Frontiers in Physiology (Jul 2021)

Whole-Mount Kidney Clearing and Visualization Reveal Renal Sympathetic Hyperinnervation in Heart Failure Mice

  • Chao Wu,
  • Fang Yan,
  • Min Li,
  • Yimin Tu,
  • Yimin Tu,
  • Ziyu Guo,
  • Yufei Chen,
  • Yufei Chen,
  • Yaxin Wu,
  • Qing Li,
  • Changan Yu,
  • Yi Fu,
  • Yi Fu,
  • Meihui Wu,
  • Wei Kong,
  • Wei Kong,
  • Yanxiang Gao,
  • Xiaowei Li,
  • Jingang Zheng,
  • Jingang Zheng

DOI
https://doi.org/10.3389/fphys.2021.696286
Journal volume & issue
Vol. 12

Abstract

Read online

Developing a three-dimensional (3D) visualization of the kidney at the whole-mount scale is challenging.
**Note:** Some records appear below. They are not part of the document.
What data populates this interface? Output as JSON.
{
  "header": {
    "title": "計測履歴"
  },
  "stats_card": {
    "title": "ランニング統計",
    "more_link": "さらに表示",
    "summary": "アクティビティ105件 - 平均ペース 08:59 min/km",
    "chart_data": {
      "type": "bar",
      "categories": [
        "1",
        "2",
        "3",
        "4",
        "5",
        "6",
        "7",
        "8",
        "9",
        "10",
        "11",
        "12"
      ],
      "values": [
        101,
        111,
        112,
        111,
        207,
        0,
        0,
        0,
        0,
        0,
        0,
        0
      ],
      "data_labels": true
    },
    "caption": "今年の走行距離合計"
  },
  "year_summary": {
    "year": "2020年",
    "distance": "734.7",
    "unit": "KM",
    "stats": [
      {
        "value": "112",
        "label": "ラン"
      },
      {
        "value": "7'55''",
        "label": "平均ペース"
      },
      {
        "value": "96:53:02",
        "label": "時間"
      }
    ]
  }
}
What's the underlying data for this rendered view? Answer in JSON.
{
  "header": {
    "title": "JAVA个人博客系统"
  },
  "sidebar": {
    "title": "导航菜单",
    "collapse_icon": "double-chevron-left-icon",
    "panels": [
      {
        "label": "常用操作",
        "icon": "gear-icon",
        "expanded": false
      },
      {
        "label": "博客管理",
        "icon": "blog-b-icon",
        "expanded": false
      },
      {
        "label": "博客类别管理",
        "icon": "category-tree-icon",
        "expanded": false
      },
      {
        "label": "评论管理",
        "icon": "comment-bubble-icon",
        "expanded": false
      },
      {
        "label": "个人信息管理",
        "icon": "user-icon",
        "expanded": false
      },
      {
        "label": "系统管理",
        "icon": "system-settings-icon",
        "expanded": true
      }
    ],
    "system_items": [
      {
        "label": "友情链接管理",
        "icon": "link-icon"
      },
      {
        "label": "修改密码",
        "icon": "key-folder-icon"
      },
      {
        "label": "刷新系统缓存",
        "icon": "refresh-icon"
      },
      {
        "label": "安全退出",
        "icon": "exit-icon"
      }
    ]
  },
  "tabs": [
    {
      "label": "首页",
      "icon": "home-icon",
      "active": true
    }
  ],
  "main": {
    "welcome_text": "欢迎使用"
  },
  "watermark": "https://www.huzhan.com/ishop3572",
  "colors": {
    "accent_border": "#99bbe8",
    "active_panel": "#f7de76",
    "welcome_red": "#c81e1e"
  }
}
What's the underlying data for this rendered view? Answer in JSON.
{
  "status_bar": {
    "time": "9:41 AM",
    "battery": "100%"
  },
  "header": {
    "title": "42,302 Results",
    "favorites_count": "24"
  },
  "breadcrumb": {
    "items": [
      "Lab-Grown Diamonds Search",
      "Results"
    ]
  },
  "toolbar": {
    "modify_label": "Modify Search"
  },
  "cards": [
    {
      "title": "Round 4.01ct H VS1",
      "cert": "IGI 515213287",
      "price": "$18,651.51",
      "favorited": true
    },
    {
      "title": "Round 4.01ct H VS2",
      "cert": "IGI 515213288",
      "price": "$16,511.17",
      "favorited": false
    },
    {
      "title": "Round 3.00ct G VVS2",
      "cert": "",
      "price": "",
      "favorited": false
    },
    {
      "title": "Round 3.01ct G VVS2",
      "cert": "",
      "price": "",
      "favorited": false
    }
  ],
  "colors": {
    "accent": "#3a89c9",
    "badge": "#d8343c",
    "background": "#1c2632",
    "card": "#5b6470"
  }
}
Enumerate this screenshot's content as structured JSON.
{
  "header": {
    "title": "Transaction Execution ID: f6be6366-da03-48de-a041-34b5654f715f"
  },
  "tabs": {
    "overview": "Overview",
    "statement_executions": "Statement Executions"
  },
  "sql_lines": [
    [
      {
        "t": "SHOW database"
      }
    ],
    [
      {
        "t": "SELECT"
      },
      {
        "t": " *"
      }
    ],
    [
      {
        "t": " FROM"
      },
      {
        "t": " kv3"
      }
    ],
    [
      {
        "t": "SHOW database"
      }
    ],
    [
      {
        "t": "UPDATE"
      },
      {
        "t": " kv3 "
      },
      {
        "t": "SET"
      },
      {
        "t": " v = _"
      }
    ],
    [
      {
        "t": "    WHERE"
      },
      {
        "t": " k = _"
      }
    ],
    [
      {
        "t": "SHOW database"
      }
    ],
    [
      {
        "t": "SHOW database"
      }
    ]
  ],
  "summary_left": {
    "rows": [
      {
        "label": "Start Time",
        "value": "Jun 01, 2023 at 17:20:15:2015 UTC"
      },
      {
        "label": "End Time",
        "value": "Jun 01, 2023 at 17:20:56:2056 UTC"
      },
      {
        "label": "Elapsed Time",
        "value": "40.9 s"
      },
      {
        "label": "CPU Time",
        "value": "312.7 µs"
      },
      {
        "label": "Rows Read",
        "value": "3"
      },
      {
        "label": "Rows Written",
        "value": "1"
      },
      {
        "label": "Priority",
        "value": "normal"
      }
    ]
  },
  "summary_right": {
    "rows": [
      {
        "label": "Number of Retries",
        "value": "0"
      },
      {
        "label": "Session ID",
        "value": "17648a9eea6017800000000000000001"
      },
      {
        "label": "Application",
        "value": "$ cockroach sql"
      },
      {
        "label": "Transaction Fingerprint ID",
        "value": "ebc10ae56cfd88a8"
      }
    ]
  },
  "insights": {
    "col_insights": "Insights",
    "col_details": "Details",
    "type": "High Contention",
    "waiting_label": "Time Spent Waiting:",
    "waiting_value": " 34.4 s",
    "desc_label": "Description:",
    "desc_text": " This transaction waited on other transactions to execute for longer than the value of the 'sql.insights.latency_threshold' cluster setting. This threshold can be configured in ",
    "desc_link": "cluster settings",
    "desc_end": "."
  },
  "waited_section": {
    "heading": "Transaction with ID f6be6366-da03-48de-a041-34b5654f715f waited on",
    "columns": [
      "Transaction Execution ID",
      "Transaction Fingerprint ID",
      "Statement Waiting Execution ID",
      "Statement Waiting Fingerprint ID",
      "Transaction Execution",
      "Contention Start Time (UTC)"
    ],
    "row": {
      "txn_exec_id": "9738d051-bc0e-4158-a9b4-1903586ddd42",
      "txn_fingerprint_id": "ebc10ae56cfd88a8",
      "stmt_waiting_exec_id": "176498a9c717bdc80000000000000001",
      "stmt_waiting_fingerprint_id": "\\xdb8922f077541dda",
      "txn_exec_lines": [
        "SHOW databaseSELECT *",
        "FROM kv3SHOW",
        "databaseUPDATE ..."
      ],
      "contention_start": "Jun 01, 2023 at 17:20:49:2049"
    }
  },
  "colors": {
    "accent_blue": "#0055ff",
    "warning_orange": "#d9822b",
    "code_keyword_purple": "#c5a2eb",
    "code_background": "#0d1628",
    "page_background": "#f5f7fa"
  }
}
In the present study, we optimized mouse whole-mount kidney clearing, which improved the transparency ratio to over 90% based on organ-specific perfusion (OSP)-clear, unobstructed brain imaging cocktails and computational analysis (CUBIC). The optimized OSP-CUBIC-compatible 3D immunostaining and imaging simultaneously visualized the high-resolution 3D structure of the whole-mount renal microvascular, glomerulus, and accompanying wrapped traveling sympathetic nerves in mice. A mouse model of pressure overload-induced heart failure (HF) was then established by minimally invasive transverse aortic constriction (MTAC). Further 3D quantification revealed renal sympathetic hyperinnervation (6.80 ± 1.04% vs. 3.73 ± 0.60%, P < 0.05) in mice with HF. In conclusion, this newly developed whole-organ tissue clearing and imaging system provides comprehensive information at the whole-mount scale and has great potential for kidney research. Our data suggest that renal sympathetic hyperinnervation is involved in HF associated with renal dysfunction.